On Sat, May 19, 2018 at 12:29 AM Florian Bösch <pyalot@gmail.com> wrote:
On Sat, May 19, 2018 at 3:08 AM, Ken Russell <kbr@google.com> wrote:
EXT_disjoint_timer_query could not only be used to launch the GLitch attack, but act as a high-precision timer to carry out Spectre-like attacks

This isn't only true of a browser. How is this not a problem for all applications?

Spectre allows reading of all memory in a process's address space. In an app it's assumed that you already have access to the full address space, but this is not true in the browser, where usually a single process will contain data from multiple web domains.

Reducing the timers' precision was sufficient to mitigate the GLitch attack, and as it turns out, Chrome's implementation of EXT_disjoint_timer_query already returned sufficiently lower-precision results.

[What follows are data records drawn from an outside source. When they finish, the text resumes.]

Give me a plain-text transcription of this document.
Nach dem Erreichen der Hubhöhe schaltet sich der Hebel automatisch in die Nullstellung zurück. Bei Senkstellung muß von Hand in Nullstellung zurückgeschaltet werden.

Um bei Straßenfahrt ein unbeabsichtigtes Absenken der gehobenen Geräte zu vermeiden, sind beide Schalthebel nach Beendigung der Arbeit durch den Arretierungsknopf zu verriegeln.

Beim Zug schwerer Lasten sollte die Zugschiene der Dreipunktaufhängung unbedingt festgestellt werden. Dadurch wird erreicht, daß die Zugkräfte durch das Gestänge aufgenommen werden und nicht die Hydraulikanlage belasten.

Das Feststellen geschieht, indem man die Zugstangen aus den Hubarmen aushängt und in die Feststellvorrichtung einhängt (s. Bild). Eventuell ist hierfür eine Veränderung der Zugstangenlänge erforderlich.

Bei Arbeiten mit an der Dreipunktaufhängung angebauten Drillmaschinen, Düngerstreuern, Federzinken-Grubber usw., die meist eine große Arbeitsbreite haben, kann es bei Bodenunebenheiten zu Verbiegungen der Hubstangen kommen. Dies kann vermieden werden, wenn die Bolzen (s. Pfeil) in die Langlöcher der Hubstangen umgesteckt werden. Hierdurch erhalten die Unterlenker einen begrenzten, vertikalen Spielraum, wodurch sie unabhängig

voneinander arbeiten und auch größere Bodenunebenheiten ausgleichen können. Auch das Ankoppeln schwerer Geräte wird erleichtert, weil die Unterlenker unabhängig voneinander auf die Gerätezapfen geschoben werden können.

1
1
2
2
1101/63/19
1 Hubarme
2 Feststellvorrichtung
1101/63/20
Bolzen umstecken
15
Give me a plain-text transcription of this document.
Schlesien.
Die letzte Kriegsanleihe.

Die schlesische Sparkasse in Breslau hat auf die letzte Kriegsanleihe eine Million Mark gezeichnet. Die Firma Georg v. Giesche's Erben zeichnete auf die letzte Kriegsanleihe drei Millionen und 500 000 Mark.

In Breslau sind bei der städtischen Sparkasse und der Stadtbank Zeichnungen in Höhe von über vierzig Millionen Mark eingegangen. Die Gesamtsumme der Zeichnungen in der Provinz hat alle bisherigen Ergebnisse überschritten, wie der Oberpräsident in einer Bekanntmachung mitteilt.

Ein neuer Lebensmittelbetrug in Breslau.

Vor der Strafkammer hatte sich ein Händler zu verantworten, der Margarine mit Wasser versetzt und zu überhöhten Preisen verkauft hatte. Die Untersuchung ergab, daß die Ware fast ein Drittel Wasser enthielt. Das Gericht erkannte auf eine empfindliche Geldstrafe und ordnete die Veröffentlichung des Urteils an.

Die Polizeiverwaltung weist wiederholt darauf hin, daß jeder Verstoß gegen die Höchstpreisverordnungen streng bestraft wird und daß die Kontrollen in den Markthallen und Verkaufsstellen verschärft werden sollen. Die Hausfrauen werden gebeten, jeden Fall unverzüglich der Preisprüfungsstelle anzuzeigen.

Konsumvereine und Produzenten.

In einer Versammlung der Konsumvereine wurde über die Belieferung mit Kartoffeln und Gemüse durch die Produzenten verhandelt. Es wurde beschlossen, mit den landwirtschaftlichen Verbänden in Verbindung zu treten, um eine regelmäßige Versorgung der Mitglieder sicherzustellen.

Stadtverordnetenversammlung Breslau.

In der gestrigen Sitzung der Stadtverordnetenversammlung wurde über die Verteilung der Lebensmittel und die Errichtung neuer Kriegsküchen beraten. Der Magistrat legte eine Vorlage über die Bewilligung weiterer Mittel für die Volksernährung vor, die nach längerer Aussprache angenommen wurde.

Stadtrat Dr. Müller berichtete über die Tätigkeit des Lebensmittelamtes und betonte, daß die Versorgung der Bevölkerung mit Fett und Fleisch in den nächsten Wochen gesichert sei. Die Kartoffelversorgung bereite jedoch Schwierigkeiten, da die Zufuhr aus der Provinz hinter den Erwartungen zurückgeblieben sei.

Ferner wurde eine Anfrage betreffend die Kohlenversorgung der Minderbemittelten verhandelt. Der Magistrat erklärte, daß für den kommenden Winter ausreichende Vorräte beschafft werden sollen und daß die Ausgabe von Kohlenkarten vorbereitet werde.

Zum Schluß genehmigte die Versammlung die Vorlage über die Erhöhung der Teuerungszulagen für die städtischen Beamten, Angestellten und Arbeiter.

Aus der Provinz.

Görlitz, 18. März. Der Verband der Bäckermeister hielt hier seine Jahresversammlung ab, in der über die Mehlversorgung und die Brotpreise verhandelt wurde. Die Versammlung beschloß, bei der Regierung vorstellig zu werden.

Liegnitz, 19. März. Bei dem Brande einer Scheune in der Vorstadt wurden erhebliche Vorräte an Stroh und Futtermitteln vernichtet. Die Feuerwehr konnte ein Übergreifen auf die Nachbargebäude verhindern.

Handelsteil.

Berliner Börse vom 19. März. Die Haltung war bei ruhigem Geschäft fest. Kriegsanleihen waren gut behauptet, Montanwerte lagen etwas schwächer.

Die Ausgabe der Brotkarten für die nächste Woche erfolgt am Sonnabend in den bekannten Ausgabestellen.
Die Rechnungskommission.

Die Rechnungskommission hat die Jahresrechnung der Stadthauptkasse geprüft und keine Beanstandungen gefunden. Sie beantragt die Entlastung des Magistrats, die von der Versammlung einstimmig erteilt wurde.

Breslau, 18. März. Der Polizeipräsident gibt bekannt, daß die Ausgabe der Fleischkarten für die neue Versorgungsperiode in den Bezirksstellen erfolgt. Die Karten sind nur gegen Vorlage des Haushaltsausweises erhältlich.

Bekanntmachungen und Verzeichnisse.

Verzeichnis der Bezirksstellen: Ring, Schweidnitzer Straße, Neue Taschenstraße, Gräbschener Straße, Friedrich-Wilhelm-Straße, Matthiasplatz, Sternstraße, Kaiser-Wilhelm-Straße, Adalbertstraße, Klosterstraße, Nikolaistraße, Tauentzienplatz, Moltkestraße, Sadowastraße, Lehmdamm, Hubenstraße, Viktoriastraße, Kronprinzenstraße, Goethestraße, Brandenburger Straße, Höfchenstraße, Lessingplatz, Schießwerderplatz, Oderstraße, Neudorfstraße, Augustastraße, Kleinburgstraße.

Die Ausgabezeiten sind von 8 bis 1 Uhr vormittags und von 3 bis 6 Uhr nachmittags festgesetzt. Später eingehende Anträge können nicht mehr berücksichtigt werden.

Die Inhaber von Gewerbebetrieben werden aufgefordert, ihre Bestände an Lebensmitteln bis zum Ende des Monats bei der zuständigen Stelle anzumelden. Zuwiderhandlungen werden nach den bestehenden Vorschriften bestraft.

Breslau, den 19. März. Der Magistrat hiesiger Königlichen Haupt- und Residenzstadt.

How much precision was reduced?

Chrome has always been returning microsecond resolution for these queries rather than nanosecond resolution. In discussion with the GLitch researchers, it seems likely that this reduction in precision is sufficient – and since no WebGL developer ever complained about low resolution of Chrome's timer queries, there's no need to make any changes to the precision.

However, Site Isolation is the long-term defense against Spectre, and it's close to being turned on in Chrome by default. At that point, the EXT_disjoint_timer_query WebGL extension will be turned back on in Chrome.

This is gonna happen when?

I don't know exactly. Site Isolation is being rolled out now in Chrome. It's a large enough feature that if you watch the Chromium and Chrome blogs you'll definitely see the updates.
Other browsers have mitigations in progress for Spectre, and once those land, useful features like EXT_disjoint_timer_query and SharedArrayBuffer will be re-enabled in those browsers, too.

And this is gonna happen when? 

I don't know, but all browsers have a vested interest in turning SharedArrayBuffer back on, in particular.